Synergistic effects of cryogenic rolling and aging treatments on microstructure and mechanical properties of GH4169 superalloy

This study investigates the interplay between cryogenic rolling (at liquid nitrogen temperature) and aging treatments on the microstructure and mechanical properties of GH4169 superalloy. Cryogenic rolling with 20% deformation was conducted at -50°C, followed by solid solution treatment and multi-step aging at 980°C, 720°C, and 620°C. Subsequent aging at 720°C produced a homogeneous distribution of nanoscale γ′ (5–10 nm) and γ′′ (10–20 nm) precipitates, which synergized with residual dislocations and twins to optimize strength and ductility balance. The cryogenically rolled and 720°C aged sample achieved the highest yield strength (953 MPa) and ultimate tensile strength (1136 MPa) while retaining 13.4% elongation, outperforming non-rolled counterparts.

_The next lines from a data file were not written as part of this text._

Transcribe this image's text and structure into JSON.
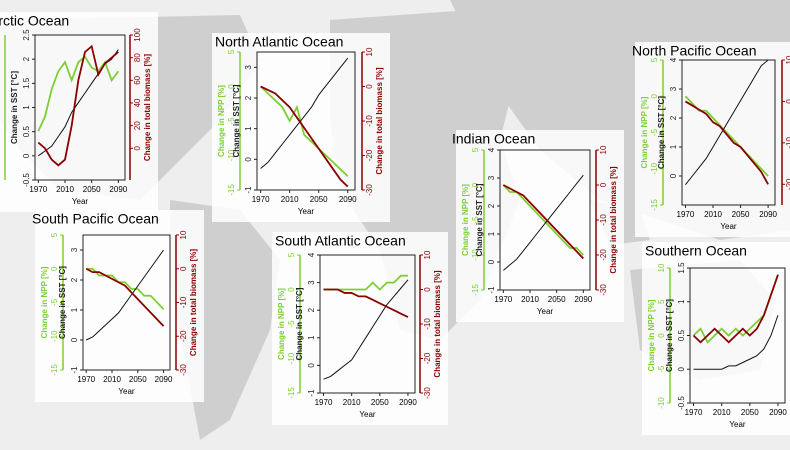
{
  "chart_data": [
    {
      "type": "line",
      "title": "Arctic Ocean",
      "xlabel": "Year",
      "ylabel": "Change in SST [°C]",
      "y2label": "Change in total biomass [%]",
      "x": [
        1970,
        1980,
        1990,
        2000,
        2010,
        2020,
        2030,
        2040,
        2050,
        2060,
        2070,
        2080,
        2090
      ],
      "xlim": [
        1965,
        2100
      ],
      "xticks": [
        1970,
        2010,
        2050,
        2090
      ],
      "ylim": [
        -0.5,
        2.5
      ],
      "yticks": [
        -0.5,
        0,
        0.5,
        1,
        1.5,
        2,
        2.5
      ],
      "y2lim": [
        -28,
        100
      ],
      "y2ticks": [
        0,
        20,
        40,
        60,
        80,
        100
      ],
      "y3lim": [
        -20,
        60
      ],
      "series": [
        {
          "color": "#7ccf32",
          "axis": "y3",
          "values": [
            7,
            15,
            30,
            40,
            45,
            35,
            45,
            48,
            42,
            40,
            45,
            35,
            40
          ]
        },
        {
          "color": "#111111",
          "values": [
            0,
            0.1,
            0.2,
            0.4,
            0.6,
            0.9,
            1.1,
            1.3,
            1.5,
            1.7,
            1.9,
            2.0,
            2.2
          ]
        },
        {
          "color": "#8b0000",
          "axis": "y2",
          "values": [
            5,
            0,
            -10,
            -15,
            -10,
            20,
            60,
            85,
            90,
            65,
            75,
            80,
            85
          ]
        }
      ]
    },
    {
      "type": "line",
      "title": "North Atlantic Ocean",
      "xlabel": "Year",
      "ylabel": "Change in SST [°C]",
      "y2label": "Change in total biomass [%]",
      "y3label": "Change in NPP [%]",
      "x": [
        1970,
        1980,
        1990,
        2000,
        2010,
        2020,
        2030,
        2040,
        2050,
        2060,
        2070,
        2080,
        2090
      ],
      "xlim": [
        1965,
        2100
      ],
      "xticks": [
        1970,
        2010,
        2050,
        2090
      ],
      "ylim": [
        -1,
        3.5
      ],
      "yticks": [
        -1,
        0,
        1,
        2,
        3
      ],
      "y2lim": [
        -30,
        10
      ],
      "y2ticks": [
        -30,
        -20,
        -10,
        0,
        10
      ],
      "y3lim": [
        -15,
        5
      ],
      "y3ticks": [
        -15,
        -10,
        -5,
        0,
        5
      ],
      "series": [
        {
          "color": "#7ccf32",
          "axis": "y3",
          "values": [
            0,
            -1,
            -2,
            -3,
            -5,
            -3,
            -7,
            -8,
            -9,
            -10,
            -11,
            -12,
            -13
          ]
        },
        {
          "color": "#111111",
          "values": [
            -0.3,
            -0.1,
            0.2,
            0.5,
            0.8,
            1.1,
            1.4,
            1.7,
            2.1,
            2.4,
            2.7,
            3.0,
            3.3
          ]
        },
        {
          "color": "#8b0000",
          "axis": "y2",
          "values": [
            0,
            -1,
            -2,
            -4,
            -6,
            -9,
            -12,
            -15,
            -18,
            -21,
            -24,
            -27,
            -29
          ]
        }
      ]
    },
    {
      "type": "line",
      "title": "Indian Ocean",
      "xlabel": "Year",
      "ylabel": "Change in SST [°C]",
      "y2label": "Change in total biomass [%]",
      "y3label": "Change in NPP [%]",
      "x": [
        1970,
        1980,
        1990,
        2000,
        2010,
        2020,
        2030,
        2040,
        2050,
        2060,
        2070,
        2080,
        2090
      ],
      "xlim": [
        1965,
        2100
      ],
      "xticks": [
        1970,
        2010,
        2050,
        2090
      ],
      "ylim": [
        -1,
        4
      ],
      "yticks": [
        -1,
        0,
        1,
        2,
        3,
        4
      ],
      "y2lim": [
        -30,
        10
      ],
      "y2ticks": [
        -30,
        -20,
        -10,
        0,
        10
      ],
      "y3lim": [
        -15,
        5
      ],
      "y3ticks": [
        -15,
        -10,
        -5,
        0,
        5
      ],
      "series": [
        {
          "color": "#7ccf32",
          "axis": "y3",
          "values": [
            0,
            -1,
            -1,
            -2,
            -3,
            -4,
            -5,
            -6,
            -7,
            -8,
            -9,
            -9,
            -10
          ]
        },
        {
          "color": "#111111",
          "values": [
            -0.3,
            -0.1,
            0.1,
            0.4,
            0.7,
            1.0,
            1.3,
            1.6,
            1.9,
            2.2,
            2.5,
            2.8,
            3.1
          ]
        },
        {
          "color": "#8b0000",
          "axis": "y2",
          "values": [
            0,
            -1,
            -2,
            -3,
            -5,
            -7,
            -9,
            -11,
            -13,
            -15,
            -17,
            -19,
            -21
          ]
        }
      ]
    },
    {
      "type": "line",
      "title": "North Pacific Ocean",
      "xlabel": "Year",
      "ylabel": "Change in SST [°C]",
      "y2label": "Change in total biomass [%]",
      "y3label": "Change in NPP [%]",
      "x": [
        1970,
        1980,
        1990,
        2000,
        2010,
        2020,
        2030,
        2040,
        2050,
        2060,
        2070,
        2080,
        2090
      ],
      "xlim": [
        1965,
        2100
      ],
      "xticks": [
        1970,
        2010,
        2050,
        2090
      ],
      "ylim": [
        -1,
        4
      ],
      "yticks": [
        0,
        1,
        2,
        3,
        4
      ],
      "y2lim": [
        -25,
        10
      ],
      "y2ticks": [
        -20,
        -10,
        0,
        10
      ],
      "y3lim": [
        -15,
        5
      ],
      "y3ticks": [
        -15,
        -10,
        -5,
        0,
        5
      ],
      "series": [
        {
          "color": "#7ccf32",
          "axis": "y3",
          "values": [
            0,
            -1,
            -2,
            -2,
            -3,
            -4,
            -5,
            -6,
            -7,
            -8,
            -9,
            -10,
            -11
          ]
        },
        {
          "color": "#111111",
          "values": [
            -0.3,
            0,
            0.3,
            0.6,
            1,
            1.4,
            1.8,
            2.2,
            2.6,
            3,
            3.4,
            3.8,
            4
          ]
        },
        {
          "color": "#8b0000",
          "axis": "y2",
          "values": [
            0,
            -1,
            -2,
            -3,
            -5,
            -6,
            -8,
            -10,
            -11,
            -13,
            -15,
            -17,
            -20
          ]
        }
      ]
    },
    {
      "type": "line",
      "title": "South Pacific Ocean",
      "xlabel": "Year",
      "ylabel": "Change in SST [°C]",
      "y2label": "Change in total biomass [%]",
      "y3label": "Change in NPP [%]",
      "x": [
        1970,
        1980,
        1990,
        2000,
        2010,
        2020,
        2030,
        2040,
        2050,
        2060,
        2070,
        2080,
        2090
      ],
      "xlim": [
        1965,
        2100
      ],
      "xticks": [
        1970,
        2010,
        2050,
        2090
      ],
      "ylim": [
        -1,
        3.5
      ],
      "yticks": [
        -1,
        0,
        1,
        2,
        3
      ],
      "y2lim": [
        -30,
        10
      ],
      "y2ticks": [
        -30,
        -20,
        -10,
        0,
        10
      ],
      "y3lim": [
        -15,
        5
      ],
      "y3ticks": [
        -15,
        -10,
        -5,
        0,
        5
      ],
      "series": [
        {
          "color": "#7ccf32",
          "axis": "y3",
          "values": [
            0,
            0,
            -1,
            -1,
            -1,
            -2,
            -2,
            -3,
            -3,
            -4,
            -4,
            -5,
            -6
          ]
        },
        {
          "color": "#111111",
          "values": [
            0,
            0.1,
            0.3,
            0.5,
            0.7,
            0.9,
            1.2,
            1.5,
            1.8,
            2.1,
            2.4,
            2.7,
            3.0
          ]
        },
        {
          "color": "#8b0000",
          "axis": "y2",
          "values": [
            0,
            -1,
            -1,
            -2,
            -3,
            -4,
            -5,
            -7,
            -9,
            -11,
            -13,
            -15,
            -17
          ]
        }
      ]
    },
    {
      "type": "line",
      "title": "South Atlantic Ocean",
      "xlabel": "Year",
      "ylabel": "Change in SST [°C]",
      "y2label": "Change in total biomass [%]",
      "y3label": "Change in NPP [%]",
      "x": [
        1970,
        1980,
        1990,
        2000,
        2010,
        2020,
        2030,
        2040,
        2050,
        2060,
        2070,
        2080,
        2090
      ],
      "xlim": [
        1965,
        2100
      ],
      "xticks": [
        1970,
        2010,
        2050,
        2090
      ],
      "ylim": [
        -1,
        4
      ],
      "yticks": [
        -1,
        0,
        1,
        2,
        3,
        4
      ],
      "y2lim": [
        -30,
        10
      ],
      "y2ticks": [
        -30,
        -20,
        -10,
        0,
        10
      ],
      "y3lim": [
        -15,
        5
      ],
      "y3ticks": [
        -15,
        -10,
        -5,
        0,
        5
      ],
      "series": [
        {
          "color": "#7ccf32",
          "axis": "y3",
          "values": [
            0,
            0,
            0,
            0,
            0,
            0,
            0,
            1,
            0,
            1,
            1,
            2,
            2
          ]
        },
        {
          "color": "#111111",
          "values": [
            -0.5,
            -0.4,
            -0.2,
            0,
            0.2,
            0.6,
            1.0,
            1.4,
            1.8,
            2.2,
            2.5,
            2.8,
            3.1
          ]
        },
        {
          "color": "#8b0000",
          "axis": "y2",
          "values": [
            0,
            0,
            0,
            -1,
            -1,
            -2,
            -2,
            -3,
            -4,
            -5,
            -6,
            -7,
            -8
          ]
        }
      ]
    },
    {
      "type": "line",
      "title": "Southern Ocean",
      "xlabel": "Year",
      "ylabel": "Change in SST [°C]",
      "y3label": "Change in NPP [%]",
      "x": [
        1970,
        1980,
        1990,
        2000,
        2010,
        2020,
        2030,
        2040,
        2050,
        2060,
        2070,
        2080,
        2090
      ],
      "xlim": [
        1965,
        2100
      ],
      "xticks": [
        1970,
        2010,
        2050,
        2090
      ],
      "ylim": [
        -0.5,
        1.5
      ],
      "yticks": [
        -0.5,
        0,
        0.5,
        1,
        1.5
      ],
      "y2lim": [
        -10,
        10
      ],
      "y3lim": [
        -10,
        10
      ],
      "y3ticks": [
        -10,
        -5,
        0,
        5,
        10
      ],
      "series": [
        {
          "color": "#7ccf32",
          "axis": "y3",
          "values": [
            0,
            1,
            -1,
            0,
            1,
            0,
            1,
            0,
            1,
            2,
            3,
            6,
            9
          ]
        },
        {
          "color": "#111111",
          "values": [
            0,
            0,
            0,
            0,
            0,
            0.05,
            0.05,
            0.1,
            0.15,
            0.2,
            0.3,
            0.5,
            0.8
          ]
        },
        {
          "color": "#8b0000",
          "axis": "y2",
          "values": [
            0,
            -1,
            0,
            1,
            0,
            -1,
            0,
            1,
            0,
            1,
            3,
            6,
            9
          ]
        }
      ]
    }
  ]
}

In contrast, high-temperature aging (980°C) promoted coarse η precipitates, reducing ductility, while low-temperature aging (620°C) led to insufficient precipitation. Microstructural analysis demonstrated that cryogenic deformation lowered the activation energy for precipitate nucleation, enabling Orowan and Hall-Petch strengthening mechanisms. Annealing twins further subdivided grains and amplified work hardening via twin-precipitate interactions. This work establishes a processing framework for GH4169 superalloy, emphasizing the critical role of cryogenic rolling in tailoring precipitation kinetics and deformation substructures for superior cryogenic performance.